Même si une nouvelle augmentation des primes de risque est possible à court terme, leur niveau actuel paraît attrayant à moyen terme. Nous continuons de surpondérer les obligations à haut rendement et la dette des marchés émergents, qui nous paraissent également intéressantes. Les obligations des marchés émergents en monnaie locale ont été à la peine ces derniers temps en raison de la fermeté du dollar américain et de la montée de l’aversion pour le risque. Cependant, le nouveau cycle de baisse des taux d’intérêt amorcé par la Fed pourrait entraîner une faiblesse durable du dollar et soutenir la classe d’actifs.

Actions: revirement rapide du sentiment

L’indifférence des investisseurs à l’égard de l’impact économique du coronavirus avait conduit à des niveaux de valorisation extrêmement élevés sur les marchés boursiers mondiaux début février. Par la suite, la propagation du virus en dehors des frontières de la Chine a entraîné de fortes turbulences. Les secteurs cycliques ont été particulièrement touchés. Cette correction se caractérise par sa rapidité. Les marchés boursiers américains et les principaux indices européens ont subi des baisses allant parfois jusqu’à 15% en seulement six jours. Certains indicateurs tactiques, tels que les indices de force relative (RSI), par exemple, ont affiché des niveaux survendus.
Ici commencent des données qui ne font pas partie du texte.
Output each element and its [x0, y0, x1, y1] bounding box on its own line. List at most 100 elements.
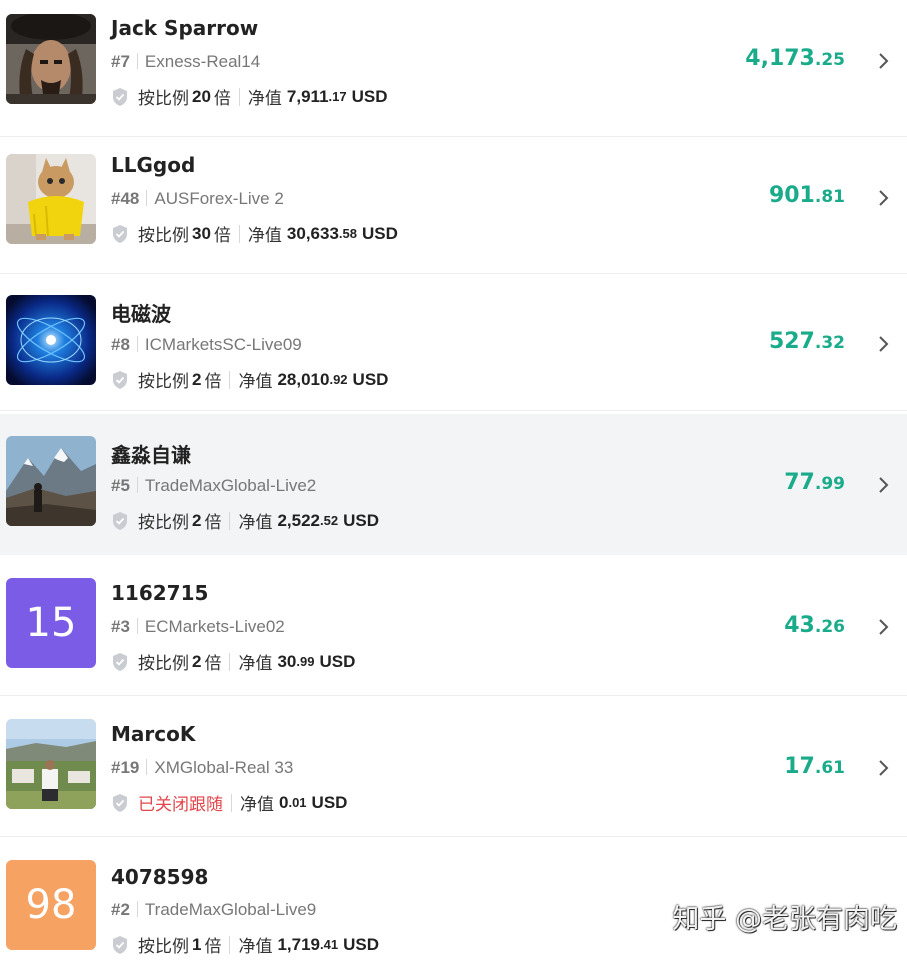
multiplier-suffix: 倍 — [204, 654, 222, 673]
broker-server: TradeMaxGlobal-Live2 — [144, 476, 317, 495]
profit-amount: 77.99 — [784, 470, 845, 495]
divider — [229, 370, 231, 389]
equity-int: 1,719 — [277, 934, 321, 954]
copy-mode-label: 按比例 — [138, 89, 189, 108]
equity-currency: USD — [311, 792, 348, 812]
rank: #2 — [111, 900, 130, 919]
broker-server: TradeMaxGlobal-Live9 — [144, 900, 317, 919]
trader-row[interactable]: 鑫淼自谦 #5 TradeMaxGlobal-Live2 按比例 2 倍 净值 2… — [0, 414, 907, 555]
copy-info: 按比例 1 倍 净值 1,719.41 USD — [111, 932, 379, 957]
multiplier-value: 2 — [192, 510, 202, 530]
copy-mode-label: 按比例 — [138, 372, 189, 391]
trader-row[interactable]: 15 1162715 #3 ECMarkets-Live02 按比例 2 倍 净值… — [0, 555, 907, 696]
broker-server: Exness-Real14 — [144, 52, 261, 71]
trader-name: 电磁波 — [111, 302, 171, 326]
trader-row[interactable]: MarcoK #19 XMGlobal-Real 33 已关闭跟随 净值 0.01… — [0, 696, 907, 837]
equity-currency: USD — [362, 223, 398, 243]
equity-dec: .92 — [329, 372, 348, 387]
avatar — [6, 154, 96, 244]
follow-closed-status: 已关闭跟随 — [138, 795, 223, 814]
trader-row[interactable]: Jack Sparrow #7 Exness-Real14 按比例 20 倍 净值… — [0, 0, 907, 137]
chevron-right-icon[interactable] — [878, 476, 890, 494]
avatar — [6, 719, 96, 809]
avatar: 98 — [6, 860, 96, 950]
multiplier-value: 1 — [192, 934, 202, 954]
divider — [238, 224, 240, 243]
trader-name: Jack Sparrow — [111, 16, 259, 40]
pirate-portrait-icon — [6, 14, 96, 104]
chevron-right-icon[interactable] — [878, 759, 890, 777]
avatar — [6, 295, 96, 385]
profit-dec: .61 — [814, 758, 845, 778]
divider — [136, 901, 138, 917]
multiplier-suffix: 倍 — [204, 513, 222, 532]
equity-dec: .58 — [338, 226, 357, 241]
equity-label: 净值 — [238, 937, 273, 956]
profit-dec: .99 — [814, 474, 845, 494]
divider — [136, 53, 138, 69]
shield-icon — [113, 87, 127, 106]
profit-amount: 901.81 — [769, 183, 845, 208]
divider — [238, 87, 240, 106]
equity-dec: .41 — [320, 937, 339, 952]
profit-dec: .81 — [814, 187, 845, 207]
profit-dec: .26 — [814, 617, 845, 637]
multiplier-value: 2 — [192, 651, 202, 671]
equity-int: 28,010 — [277, 369, 330, 389]
equity-int: 30 — [277, 651, 297, 671]
trader-name: 1162715 — [111, 581, 209, 605]
cat-in-raincoat-icon — [6, 154, 96, 244]
copy-mode-label: 按比例 — [138, 937, 189, 956]
trader-row[interactable]: LLGgod #48 AUSForex-Live 2 按比例 30 倍 净值 30… — [0, 137, 907, 274]
trader-row[interactable]: 电磁波 #8 ICMarketsSC-Live09 按比例 2 倍 净值 28,0… — [0, 274, 907, 411]
equity-int: 30,633 — [286, 223, 339, 243]
chevron-right-icon[interactable] — [878, 618, 890, 636]
multiplier-suffix: 倍 — [204, 372, 222, 391]
rank: #7 — [111, 52, 130, 71]
chevron-right-icon[interactable] — [878, 335, 890, 353]
broker-server: ECMarkets-Live02 — [144, 617, 285, 636]
copy-info: 按比例 2 倍 净值 2,522.52 USD — [111, 508, 379, 533]
profit-int: 77 — [784, 470, 815, 495]
copy-mode-label: 按比例 — [138, 513, 189, 532]
multiplier-value: 20 — [192, 86, 211, 106]
divider — [136, 336, 138, 352]
equity-label: 净值 — [247, 89, 282, 108]
equity-dec: .17 — [328, 89, 347, 104]
equity-label: 净值 — [240, 795, 274, 814]
rank: #8 — [111, 335, 130, 354]
copy-mode-label: 按比例 — [138, 226, 189, 245]
equity-label: 净值 — [238, 372, 273, 391]
shield-icon — [113, 224, 127, 243]
equity-label: 净值 — [247, 226, 282, 245]
broker-server: AUSForex-Live 2 — [154, 189, 284, 208]
equity-label: 净值 — [238, 513, 273, 532]
profit-amount: 17.61 — [784, 754, 845, 779]
broker-line: #7 Exness-Real14 — [111, 52, 260, 72]
avatar: 15 — [6, 578, 96, 668]
divider — [229, 935, 231, 954]
trader-name: 4078598 — [111, 865, 209, 889]
equity-currency: USD — [343, 934, 379, 954]
equity-int: 2,522 — [277, 510, 321, 530]
multiplier-value: 2 — [192, 369, 202, 389]
profit-int: 43 — [784, 613, 815, 638]
copy-info: 按比例 2 倍 净值 30.99 USD — [111, 649, 355, 674]
profit-amount: 527.32 — [769, 329, 845, 354]
shield-icon — [113, 935, 127, 954]
divider — [229, 652, 231, 671]
broker-line: #48 AUSForex-Live 2 — [111, 189, 284, 209]
chevron-right-icon[interactable] — [878, 189, 890, 207]
avatar — [6, 436, 96, 526]
rank: #5 — [111, 476, 130, 495]
copy-info: 按比例 30 倍 净值 30,633.58 USD — [111, 221, 398, 246]
broker-line: #8 ICMarketsSC-Live09 — [111, 335, 302, 355]
broker-line: #3 ECMarkets-Live02 — [111, 617, 285, 637]
copy-info: 按比例 2 倍 净值 28,010.92 USD — [111, 367, 388, 392]
chevron-right-icon[interactable] — [878, 52, 890, 70]
equity-dec: .99 — [296, 654, 315, 669]
watermark: 知乎 @老张有肉吃 — [672, 904, 897, 935]
equity-currency: USD — [351, 86, 388, 106]
broker-line: #19 XMGlobal-Real 33 — [111, 758, 293, 778]
profit-int: 4,173 — [745, 46, 815, 71]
La forte augmentation des cas de coronavirus constitue
un environnement défavorable aux placements à risque à court terme.

Toutefois, en règle générale, les corrections ne durent pas quelques jours. Dans la majeure partie des cas, plusieurs semaines sont nécessaires pour qu’un plancher se forme. Compte tenu de la forte valorisation des marchés au début de cette correction, il pourrait s’écouler encore plus de temps avant que la pression baissière n’arrive à son terme.

Allocation d’actifs: dans l’attente de visibilité

Bien qu’un ralentissement brutal de la croissance semble inévitable au premier et au deuxième trimestre, nous prévoyons une nette reprise de l’économie mondiale au second semestre. Les premières mesures de politique monétaire et budgétaire ont déjà été adoptées ou annoncées dans les pays industrialisés et émergents. La question n’est donc plus de savoir si ces mesures seront mises en œuvre, mais quelle sera leur efficacité compte tenu de la nature des distorsions de l’offre et de la demande. La forte augmentation des cas de coronavirus constitue un environnement défavorable aux placements à risque à court terme.

Depuis le début de l’année, notre exposition au risque est plus ou moins neutre au sein de nos portefeuilles. En février, nous avons pris des bénéfices sur certaines positions en actions afin de légèrement réduire le risque des portefeuilles. Compte tenu du niveau élevé d’incertitude, les risques de baisse des placements en actions paraissent légèrement supérieurs à leur potentiel de hausse, de sorte que nous continuons de légèrement sous-pondérer la classe d’actifs. Nous attendons d’avoir davantage de visibilité sur l’évolution future de l’économie ou que les cours atteignent des niveaux plus intéressants, compensant de manière adéquate le niveau de risque accru. Entre-temps, nous avons accru notre volant de liquidités afin d’ajuster notre allocation aux actions de façon opportuniste et flexible. Grâce à notre approche prudente, nous sommes jusqu’à présent bien positionnés.